Decía Aristóteles que la felicidad (traducción del término griego eudaimonía) es un fin que buscan todas las personas en su vida, aunque sea difícil ponerse de acuerdo sobre su definición. La filósofa Simone de Beauvoir llegó a afirmar al respecto que «las personas felices no tienen historia», dando a entender que los problemas y dificultades son inherentes a la existencia y le dan consistencia a lo que somos. Hannah Arendt, por su parte, consideraba que no se podía separar el bienestar de la participación social: «Nadie puede ser feliz sin participar en la felicidad pública, nadie puede ser libre sin la experiencia de la libertad pública y, finalmente, nadie puede ser feliz o libre sin implicarse y formar parte del poder político». Sea como sea, y entendiendo que las visiones son heterogéneas, parece que existe un amplio consenso: para la mayoría de las personas, la felicidad se alza como un objetivo deseable.

Teniendo en cuenta la trascendencia de este sentimiento de plenitud, los organismos, gobiernos y entidades mundiales vienen trabajando desde hace tiempo para cuantificar este parámetro y mejorar sus niveles.
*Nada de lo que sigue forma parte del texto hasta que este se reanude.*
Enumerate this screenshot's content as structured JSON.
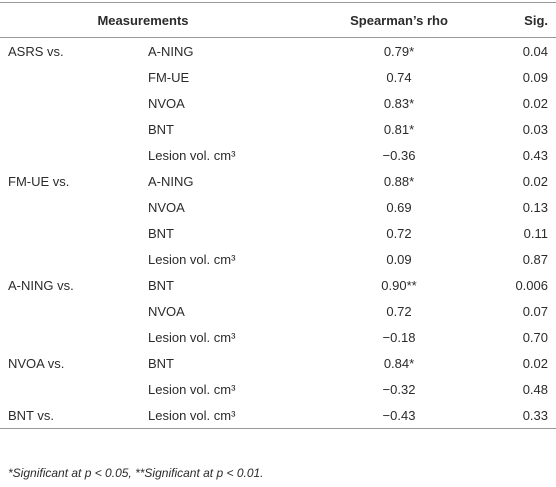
{
  "table": {
    "header": [
      "Measurements",
      "Spearman’s rho",
      "Sig."
    ],
    "groups": [
      {
        "label": "ASRS vs.",
        "rows": [
          [
            "A-NING",
            "0.79*",
            "0.04"
          ],
          [
            "FM-UE",
            "0.74",
            "0.09"
          ],
          [
            "NVOA",
            "0.83*",
            "0.02"
          ],
          [
            "BNT",
            "0.81*",
            "0.03"
          ],
          [
            "Lesion vol. cm³",
            "−0.36",
            "0.43"
          ]
        ]
      },
      {
        "label": "FM-UE vs.",
        "rows": [
          [
            "A-NING",
            "0.88*",
            "0.02"
          ],
          [
            "NVOA",
            "0.69",
            "0.13"
          ],
          [
            "BNT",
            "0.72",
            "0.11"
          ],
          [
            "Lesion vol. cm³",
            "0.09",
            "0.87"
          ]
        ]
      },
      {
        "label": "A-NING vs.",
        "rows": [
          [
            "BNT",
            "0.90**",
            "0.006"
          ],
          [
            "NVOA",
            "0.72",
            "0.07"
          ],
          [
            "Lesion vol. cm³",
            "−0.18",
            "0.70"
          ]
        ]
      },
      {
        "label": "NVOA vs.",
        "rows": [
          [
            "BNT",
            "0.84*",
            "0.02"
          ],
          [
            "Lesion vol. cm³",
            "−0.32",
            "0.48"
          ]
        ]
      },
      {
        "label": "BNT vs.",
        "rows": [
          [
            "Lesion vol. cm³",
            "−0.43",
            "0.33"
          ]
        ]
      }
    ]
  },
  "footnote": "*Significant at p < 0.05, **Significant at p < 0.01."
}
Este 2022, de hecho, se cumple el décimo aniversario del Informe Mundial de la Felicidad (WHR, en sus siglas en inglés), creado por Naciones Unidas. En este documento, donde se elabora un clasificación de 150 países, se mide la felicidad utilizando seis variables: esperanza de vida saludable, ingresos, libertad, confianza en el gobierno, apoyo social y generosidad. Finlandia, Dinamarca, Islandia, Suiza y Países Bajos están en los primeros puestos, mientras que Afganistán, Líbano, Zimbabue, Ruanda y Botsuana se encuentran en los últimos. España, por otro lado, se sitúa en el puesto número 29.
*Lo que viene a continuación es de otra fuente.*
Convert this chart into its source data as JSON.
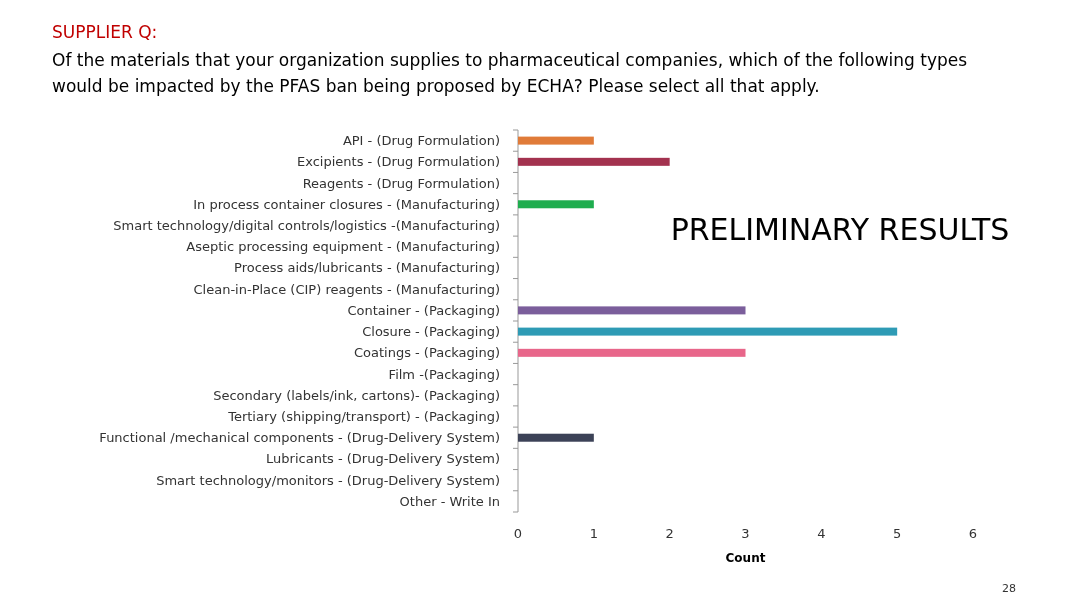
{
  "chart_data": {
    "type": "bar",
    "orientation": "horizontal",
    "title": "SUPPLIER Q:",
    "subtitle": "Of the materials that your organization supplies to pharmaceutical companies, which of the following types would be impacted by the PFAS ban being proposed by ECHA? Please select all that apply.",
    "xlabel": "Count",
    "categories": [
      "API - (Drug Formulation)",
      "Excipients  - (Drug Formulation)",
      "Reagents - (Drug Formulation)",
      "In process container closures - (Manufacturing)",
      "Smart technology/digital controls/logistics -(Manufacturing)",
      "Aseptic processing equipment  - (Manufacturing)",
      "Process aids/lubricants - (Manufacturing)",
      "Clean-in-Place (CIP) reagents - (Manufacturing)",
      "Container - (Packaging)",
      "Closure - (Packaging)",
      "Coatings - (Packaging)",
      "Film -(Packaging)",
      "Secondary (labels/ink, cartons)- (Packaging)",
      "Tertiary (shipping/transport) - (Packaging)",
      "Functional /mechanical components - (Drug-Delivery System)",
      "Lubricants - (Drug-Delivery System)",
      "Smart technology/monitors - (Drug-Delivery System)",
      "Other - Write In"
    ],
    "values": [
      1,
      2,
      0,
      1,
      0,
      0,
      0,
      0,
      3,
      5,
      3,
      0,
      0,
      0,
      1,
      0,
      0,
      0
    ],
    "colors": [
      "#e07b39",
      "#a3324f",
      "#808080",
      "#1fad4e",
      "#808080",
      "#808080",
      "#808080",
      "#808080",
      "#7b5e9b",
      "#2e9bb5",
      "#e8668a",
      "#808080",
      "#808080",
      "#808080",
      "#3c4257",
      "#808080",
      "#808080",
      "#808080"
    ],
    "xlim": [
      0,
      6
    ],
    "xticks": [
      0,
      1,
      2,
      3,
      4,
      5,
      6
    ],
    "grid": false,
    "annotations": [
      "PRELIMINARY RESULTS",
      "28"
    ]
  }
}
Hace años desde que empezó a cuestionarse la validez del producto interior bruto (PIB) para medir el progreso de las naciones y el bienestar social. Al fin y al cabo, ¿quién decide que estos son los indicadores –parámetros que responden a un cúmulo de intereses económicos– que revelan un mayor grado de satisfacción con la propia vida? En cualquier caso, hay muchos países que de un tiempo a esta parte han comenzado a centrar sus políticas en el bienestar. El más conocido es Bután, que cuenta con una escala de Felicidad Interior Bruta como medida de progreso. Su gobierno, en el que existe un Ministerio de la Felicidad, pregunta a la población cómo se siente y qué cosas hacen que merezca la pena su vida.  En Nueva Zelanda, la primera ministra Jacinda Ardern presentó en 2019 unos presupuestos basados en el bienestar y la felicidad, con objetivos como una reducción de la pobreza infantil, una mejora en la salud mental, una defensa de los derechos de los pueblos indígenas, una búsqueda de una economía libre de combustibles fósiles y un logro de medidas de higiene tecnológica. No parece que les haya ido mal: este país ocupa el décimo puesto del WHR.
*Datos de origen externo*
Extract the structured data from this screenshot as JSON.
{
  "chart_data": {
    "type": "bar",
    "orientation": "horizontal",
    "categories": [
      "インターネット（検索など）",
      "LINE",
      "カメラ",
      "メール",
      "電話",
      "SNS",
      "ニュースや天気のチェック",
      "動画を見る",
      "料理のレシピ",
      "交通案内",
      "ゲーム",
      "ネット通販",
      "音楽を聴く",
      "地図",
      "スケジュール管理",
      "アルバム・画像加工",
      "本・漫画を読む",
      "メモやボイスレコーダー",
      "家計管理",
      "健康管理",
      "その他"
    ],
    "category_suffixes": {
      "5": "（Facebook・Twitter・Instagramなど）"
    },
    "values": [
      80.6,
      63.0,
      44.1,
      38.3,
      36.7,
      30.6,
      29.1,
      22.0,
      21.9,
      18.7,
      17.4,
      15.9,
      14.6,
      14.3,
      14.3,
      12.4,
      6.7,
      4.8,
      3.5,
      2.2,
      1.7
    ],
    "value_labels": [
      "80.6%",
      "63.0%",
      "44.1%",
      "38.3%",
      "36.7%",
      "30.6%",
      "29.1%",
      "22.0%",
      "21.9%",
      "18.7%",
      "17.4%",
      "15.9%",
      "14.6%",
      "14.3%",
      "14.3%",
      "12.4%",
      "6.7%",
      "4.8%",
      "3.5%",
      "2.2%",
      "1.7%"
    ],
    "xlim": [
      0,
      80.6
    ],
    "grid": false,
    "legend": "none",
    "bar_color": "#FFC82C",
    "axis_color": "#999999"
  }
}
El WHR mide la felicidad a través de factores como la esperanza de vida, ingresos, libertad, confianza en el gobierno, apoyo social y generosidad

En su libro En defensa de la infelicidad (Destino), Alejandro Cencerrado, físico y analista del Instituto de la Felicidad de Copenhague, hace un recorrido diario de su felicidad durante los últimos 16 años, estableciendo una nota de cero a diez dependiendo de los acontecimientos ocurridos y sus sentimientos al respecto. La clave es sencilla: pasa por preguntarse al final de la jornada si nos gustaría que el día de hoy se repitiera mañana. Si la respuesta es afirmativa, el físico estimaría una puntuación mayor de cinco; si es negativa, menor. La lectura esconde una conclusión clara: ser infeliz es inevitable y necesario, y no debemos intentar «estar bien» todo el tiempo. Las emociones negativas también son importantes, ya que nos hacen evolucionar a otros estados.

Cencerrado también considera que el progreso no se puede medir teniendo en cuenta tan solo parámetros como el PIB, la productividad o el desempleo, ya que se trata de factores con los que no se puede saber qué afecta al bienestar de la gente. La soledad se situaría, a su juicio, en el factor más influyente en la felicidad de las personas y de la sociedad en su conjunto. Precisamente, una de las medidas para conocer el grado de soledad de alguien es bastante sencilla. Consistiría en hacerle una pregunta: en una situación problemática, ¿tendría esa persona a alguien que pueda ayudarle? Para reducir los niveles de soledad ya existen iniciativas. Es el caso de Dinamarca, donde se construyen cada vez más edificios con grandes zonas comunes donde poder interactuar.

En cualquier caso, tampoco conviene olvidar que en la sociedad actual la industria de la felicidad obtiene millones de euros cada año: la psicología positiva, enfocada en que todo lo que pensamos y sentimos podemos moldearlo a nuestro interés, y con la insistencia de erradicar los sentimientos negativos de nuestras vidas, genera ganancias a un pequeño sector, pero frustración, impotencia y desasosiego a otro. El individualismo exacerbado, así, se convierte en el principal vencedor de unas teorías reduccionistas que no tienen en cuenta la relevancia de las condiciones sociales en la construcción del bienestar.